Harold Tittmann, diplomático norteamericano, refugiado en el
Vaticano durante la Segunda Guerra Mundial, redactó unas memorias muy
interesantes del Vaticano de Pío XII. Al describir la figura del Papa,
dice:
–La característica que más descollaba en el Papa era la
fascinación que emanaba. La cabeza y los rasgos finamente cincelados, con vivos
ojos negros convertidos en más grandes por las lentes de sus gafas, hacían
pensar en un Savonarola. Cuando estaba sereno, su expresión era ascética, pero
cuando se acaloraba se hacía súbitamente humano y sonriente. Alto y delgado, se
movía con gracia y armonía. Tal impresión favorable venía acentuada por una
sotana de corte impecable que parecía danzarle alrededor rítmicamente a cada
movimiento. Las manos de dedos largos y huesudos eran muy bellas y no dudaba en
hacer gran uso de ellas cuando hablaba. El Papa era sabedor de la propia
fascinación personal y sabía cómo sacar provecho de ello.
Para que no pareciese que solo describía a Pío XII bajo su aspecto
exterior sin acentuar «sus inmensas cualidades espirituales», Tittmann
añade:
—Quien se encontrase físicamente cercano a él, advertía siempre su
presencia.
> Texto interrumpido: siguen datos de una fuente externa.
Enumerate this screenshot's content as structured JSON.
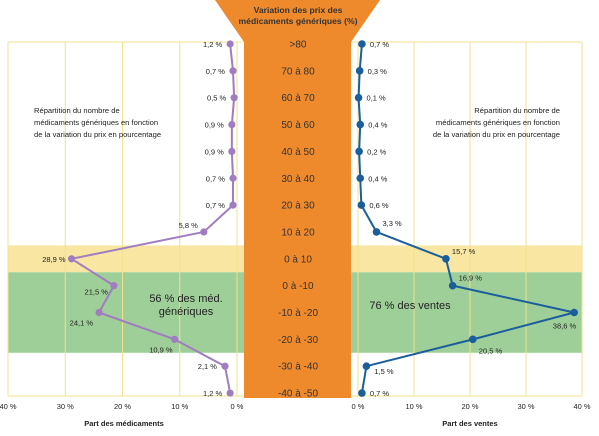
{
  "chart_data": {
    "type": "line",
    "header": [
      "Variation des prix des",
      "médicaments génériques (%)"
    ],
    "bins": [
      ">80",
      "70 à 80",
      "60 à 70",
      "50 à 60",
      "40 à 50",
      "30 à 40",
      "20 à 30",
      "10 à 20",
      "0 à 10",
      "0 à -10",
      "-10 à -20",
      "-20 à -30",
      "-30 à -40",
      "-40 à -50"
    ],
    "left": {
      "xlabel": "Part des médicaments",
      "annotation": [
        "Répartition du nombre de",
        "médicaments génériques en fonction",
        "de la variation du prix en pourcentage"
      ],
      "values": [
        1.2,
        0.7,
        0.5,
        0.9,
        0.9,
        0.7,
        0.7,
        5.8,
        28.9,
        21.5,
        24.1,
        10.9,
        2.1,
        1.2
      ],
      "labels": [
        "1,2 %",
        "0,7 %",
        "0,5 %",
        "0,9 %",
        "0,9 %",
        "0,7 %",
        "0,7 %",
        "5,8 %",
        "28,9 %",
        "21,5 %",
        "24,1 %",
        "10,9 %",
        "2,1 %",
        "1,2 %"
      ],
      "xlim": [
        0,
        40
      ],
      "ticks": [
        "40 %",
        "30 %",
        "20 %",
        "10 %",
        "0 %"
      ],
      "color": "#a07cc0",
      "zone_label": [
        "56 % des méd.",
        "génériques"
      ]
    },
    "right": {
      "xlabel": "Part des ventes",
      "annotation": [
        "Répartition du nombre de",
        "médicaments génériques en fonction",
        "de la variation du prix en pourcentage"
      ],
      "values": [
        0.7,
        0.3,
        0.1,
        0.4,
        0.2,
        0.4,
        0.6,
        3.3,
        15.7,
        16.9,
        38.6,
        20.5,
        1.5,
        0.7
      ],
      "labels": [
        "0,7 %",
        "0,3 %",
        "0,1 %",
        "0,4 %",
        "0,2 %",
        "0,4 %",
        "0,6 %",
        "3,3 %",
        "15,7 %",
        "16,9 %",
        "38,6 %",
        "20,5 %",
        "1,5 %",
        "0,7 %"
      ],
      "xlim": [
        0,
        40
      ],
      "ticks": [
        "0 %",
        "10 %",
        "20 %",
        "30 %",
        "40 %"
      ],
      "color": "#1b5e9c",
      "zone_label": [
        "76 % des ventes"
      ]
    },
    "colors": {
      "center_band": "#ef8a2c",
      "highlight_yellow": "#f8e6a2",
      "highlight_green": "#9fcf98",
      "grid": "#f0e28e"
    }
  }
}
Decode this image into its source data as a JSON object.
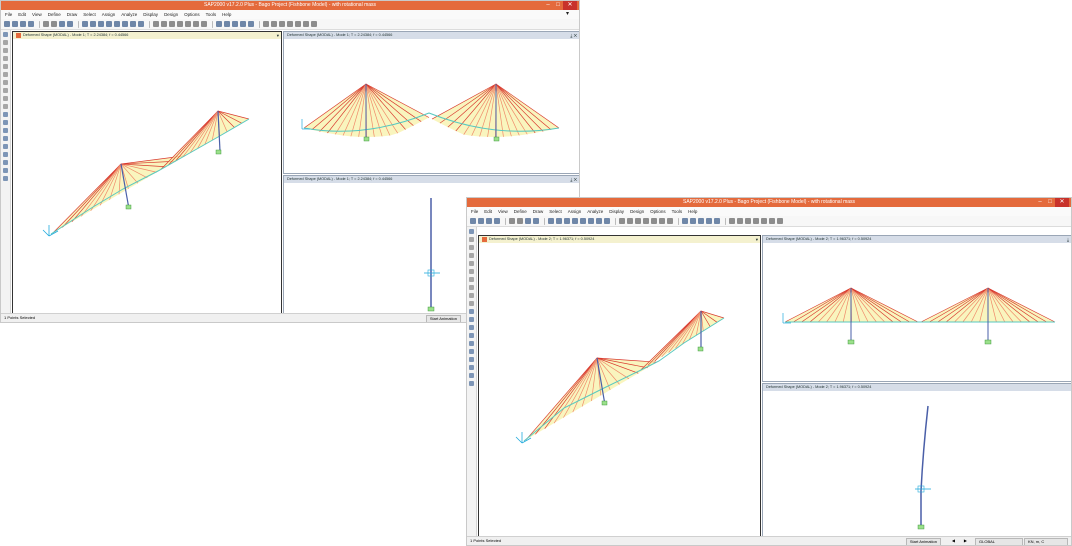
{
  "colors": {
    "titlebar": "#e46a3c",
    "close": "#c8322b",
    "cable": "#d93a2f",
    "cableLight": "#f08a6a",
    "fill": "#f7f1a8",
    "deck": "#58c8c0",
    "pylon": "#4a5fa8"
  },
  "back": {
    "title": "SAP2000 v17.2.0 Plus - Bago Project (Fishbone Model) - with rotational mass",
    "menu": [
      "File",
      "Edit",
      "View",
      "Define",
      "Draw",
      "Select",
      "Assign",
      "Analyze",
      "Display",
      "Design",
      "Options",
      "Tools",
      "Help"
    ],
    "panel_main": "Deformed Shape (MODAL) - Mode 1; T = 2.24384; f = 0.44566",
    "panel_top": "Deformed Shape (MODAL) - Mode 1; T = 2.24384; f = 0.44566",
    "panel_bottom": "Deformed Shape (MODAL) - Mode 1; T = 2.24384; f = 0.44566",
    "status": "1 Points Selected",
    "anim": "Start Animation"
  },
  "front": {
    "title": "SAP2000 v17.2.0 Plus - Bago Project (Fishbone Model) - with rotational mass",
    "menu": [
      "File",
      "Edit",
      "View",
      "Define",
      "Draw",
      "Select",
      "Assign",
      "Analyze",
      "Display",
      "Design",
      "Options",
      "Tools",
      "Help"
    ],
    "panel_main": "Deformed Shape (MODAL) - Mode 2; T = 1.96371; f = 0.50924",
    "panel_top": "Deformed Shape (MODAL) - Mode 2; T = 1.96371; f = 0.50924",
    "panel_bottom": "Deformed Shape (MODAL) - Mode 2; T = 1.96371; f = 0.50924",
    "status": "1 Points Selected",
    "anim": "Start Animation",
    "coord": "GLOBAL",
    "units": "KN, m, C"
  }
}
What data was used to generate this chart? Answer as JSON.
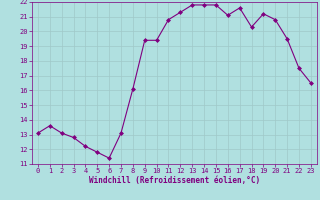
{
  "x": [
    0,
    1,
    2,
    3,
    4,
    5,
    6,
    7,
    8,
    9,
    10,
    11,
    12,
    13,
    14,
    15,
    16,
    17,
    18,
    19,
    20,
    21,
    22,
    23
  ],
  "y": [
    13.1,
    13.6,
    13.1,
    12.8,
    12.2,
    11.8,
    11.4,
    13.1,
    16.1,
    19.4,
    19.4,
    20.8,
    21.3,
    21.8,
    21.8,
    21.8,
    21.1,
    21.6,
    20.3,
    21.2,
    20.8,
    19.5,
    17.5,
    16.5
  ],
  "line_color": "#800080",
  "marker": "D",
  "marker_size": 2.0,
  "bg_color": "#b0e0e0",
  "grid_color": "#a0c8c8",
  "xlabel": "Windchill (Refroidissement éolien,°C)",
  "xlabel_color": "#800080",
  "tick_color": "#800080",
  "spine_color": "#800080",
  "ylim": [
    11,
    22
  ],
  "xlim": [
    -0.5,
    23.5
  ],
  "yticks": [
    11,
    12,
    13,
    14,
    15,
    16,
    17,
    18,
    19,
    20,
    21,
    22
  ],
  "xticks": [
    0,
    1,
    2,
    3,
    4,
    5,
    6,
    7,
    8,
    9,
    10,
    11,
    12,
    13,
    14,
    15,
    16,
    17,
    18,
    19,
    20,
    21,
    22,
    23
  ],
  "axis_fontsize": 5.5,
  "tick_fontsize": 5.0,
  "linewidth": 0.8
}
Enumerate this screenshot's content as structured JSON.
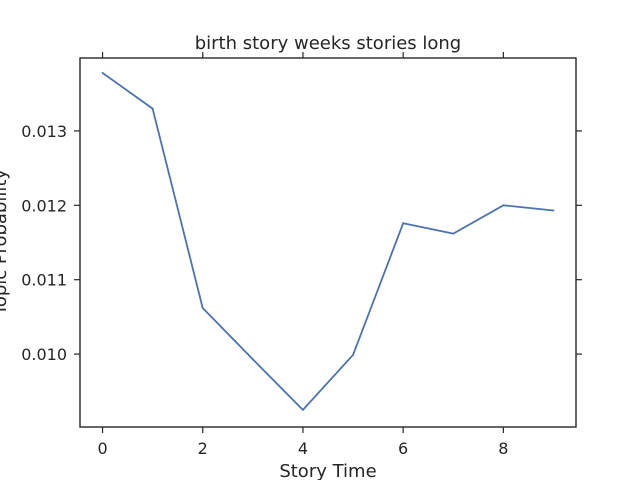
{
  "chart_data": {
    "type": "line",
    "title": "birth story weeks stories long",
    "xlabel": "Story Time",
    "ylabel": "Topic Probability",
    "xlim": [
      -0.45,
      9.45
    ],
    "ylim": [
      0.00902,
      0.01398
    ],
    "xticks": [
      0,
      2,
      4,
      6,
      8
    ],
    "xtick_labels": [
      "0",
      "2",
      "4",
      "6",
      "8"
    ],
    "yticks": [
      0.01,
      0.011,
      0.012,
      0.013
    ],
    "ytick_labels": [
      "0.010",
      "0.011",
      "0.012",
      "0.013"
    ],
    "grid": false,
    "series": [
      {
        "color": "#4c72b0",
        "x": [
          0,
          1,
          2,
          3,
          4,
          5,
          6,
          7,
          8,
          9
        ],
        "values": [
          0.01378,
          0.0133,
          0.01062,
          0.00993,
          0.00925,
          0.00999,
          0.01176,
          0.01162,
          0.012,
          0.01193
        ]
      }
    ]
  }
}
A mí me parecía un hombre seguramente dotado de gran espiritualidad,
si bien no fuese un santo como lo fue Pío X. El papa Pío XII era descrito con
frecuencia como un papa político, y en aquella época me parecía una descripción
correcta. Es muy probable que en el futuro será reconocido como santo. Solo el
tiempo lo dirá.
Tenía una memoria prodigiosa y dominaba a la perfección el alemán,
el francés y algo menos el inglés, el español y el portugués, amén de ser un
buen latinista. Texto que leía, sabía recordarlo de memoria. Sor Pascalina, que
estuvo a su servicio durante cuarenta años, desde los tiempos de nuncio en
Munich hasta su muerte, cuenta:
–Pío XII escribía sus discursos y alocuciones con aquella
caligrafía tan preciosa. Decía a menudo que fácilmente le quedaba grabado en la
memoria lo que escribía. En los primeros quince años de pontificado no necesitó
papeles para pronunciarlos. Con su privilegiada memoria era capaz de recitarlos
al pie de la letra.
Escribía sus discursos escuchando música. Le confesó a un
prelado:
–Cuando preparo mis discursos tengo necesidad de música. Siento
entonces que algo de aquellos sonidos y de aquellos cantos se trasmite en
mí.
Sus compositores preferidos eran Händel, Beethoven, Mendelssohn y
Wagner.
Cierta literatura, surgida después de su muerte fuera de la
Iglesia, muestra la caricatura de un hombre insensible ante el holocausto
judío, el Papa del silencio lo han apodado. Pero también dentro de la misma
Iglesia, hay quienes al resaltar la bondad de su sucesor Juan XXIII y la
apertura del posconcilio, lo señalan como contrapunto de la Iglesia
preconciliar. Y muestran a Pío XII como un papa ultramontano, cuando en
realidad no se podría concebir el Concilio Vaticano II sin la contribución
enorme de su magisterio.
Tenía sus defectos y sus limitaciones, como todo ser humano. Pero
hay que situarlos, para no desvirtuar su imagen, en el contexto de su tiempo.
Quizás el mejor retrato sea de aquel que convivió con él tantos años, Domenico
Tardini. Lo describió como «fino, amable, afable, afectuoso». También
dubitativo, como diciéndose siempre: ¿Es así o no es así? Pero a pesar de la
seriedad, que a simple vista parece mostrar, Tardini afirma que tenía una risa
sonora, a boca abierta. Y gustaba contar historias amenas.
Pío XII tenía como lema: Opus
iustitae, pax, la paz, obra de la justicia. Su propio apellido parecía decirlo:
Pacelli, en semejanza con la locución latina, pax coeli, paz del cielo. En su escudo papal, aparece también el símbolo
de la paz. Sobre unas estilizadas colinas de Roma, que se elevan sobre el agua,
posa una paloma sobre fondo azul con un ramo de olivo en el pico. Pacelli
tratará de ser consecuente con los símbolos que ha elegido.